Ty flailed and struggled to keep his balance. Zane distantly realized that Ty had his gun in his hand. When Zane pulled back, he glanced at the weapon—pointed away, luckily—and then at Ty for a split second before doing what he’d come to do in the first place.
He slugged Ty.
Ty reeled back, too surprised by the double-edged assault to keep his feet. The gun went skittering across the hardwood, and Ty wound up flat on his back, the towel miraculously still wrapped around his hips.
Zane stood in the doorway, yanked his Wayfarers off, and took a couple of heartbeats to admire the sight. “Didn’t see that coming, did you?” he asked as he set his hands on his hips.
Ty shook his head violently, as if trying to clear it, and he pushed up onto his elbows. “What the hell, Zane?” he said in a hoarse, angry voice. “Is there a car out there? People are watching me!”
“Of course there’s not a car, I checked. They stopped watching you after your death threat,” Zane retorted, stepping inside and kicking the door shut. “You—you spent all that time tak
ing care of me, and then you just took off!” Zane accused with a pointed finger.
“You—!”
“And you chewed the hell out of my ass and then didn’t even give me a chance to apologize for being a jerk,” Zane finished, feeling the frustration starting to ebb. Just being with Ty made a difference. “But mostly? Hitting me while I was blind was a low blow, even if I did deserve it.” He offered his hand to help Ty up.

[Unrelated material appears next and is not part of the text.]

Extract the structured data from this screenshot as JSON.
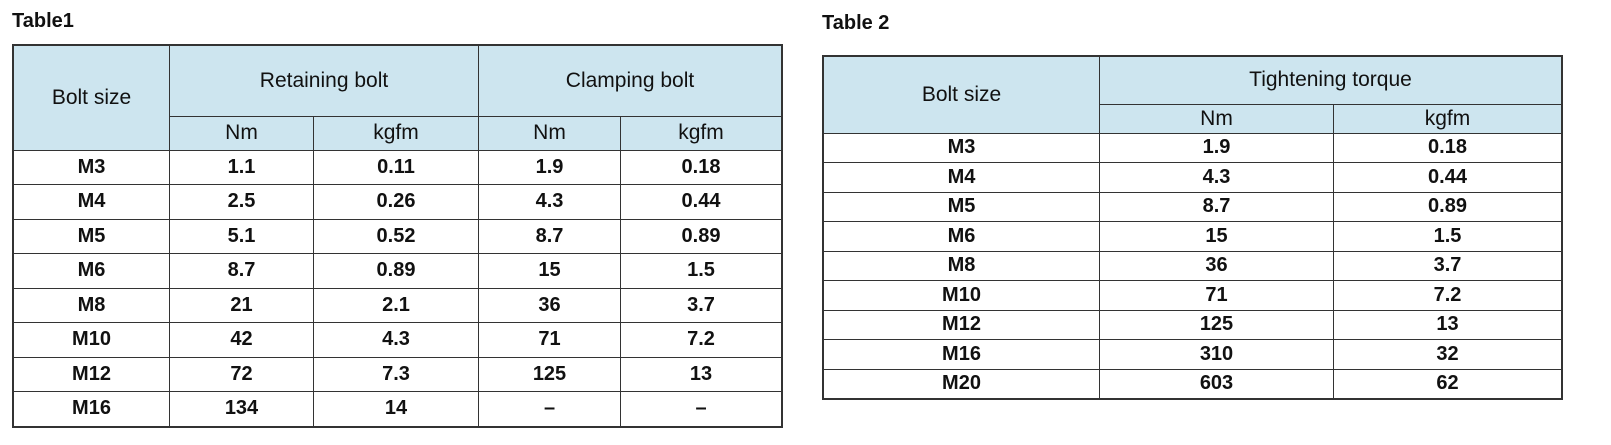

Ty looked at his hand and then back up at him incredulously. “Is that supposed to be an apology? God, you’re such a dick!”
Zane stared down at him, all too aware of how thankful he was he could see Ty’s face again. He’d dreamed about it every night. “No, that wasn’t an apology.” He went down on one knee next to Ty and took a deep breath. “But this is: I am sorry that I scared you. I didn’t think it through, and I’m sorry that after all that time you spent supporting me, you were the one who got let down. I know I can’t change it, but I’m willing to do whatever it takes to make it up to you.”
Ty blinked at him, obviously surprised by the real apology. He pushed himself up to sit, looking up at Zane grimly. “That was better,” he commented with a curt nod. “Did it hurt?”
“Being hit, hitting you, or apologizing?” Zane asked tentatively.
Ty snorted and shook his head, looking out the front window. “I hope all of it hurt,” he muttered, disgruntled. He reached out and gripped Zane’s shoulder, using him to pull himself to his feet. “How’d you get here? And why are you here, besides the urgent need to deliver a knuckle sandwich?” Ty asked as he turned away from him and began walking through the long row house toward the kitchen at the back. His voice was low and controlled, almost devoid of emotion. That meant he was trying to hide that he was angry or hurt.
Zane just punching him in the face aside, if Ty was still angry at him after four days, Zane had no idea what he could do about it. “Came from the office,” he answered as he got to his feet. “I heard about what happened at the bank.”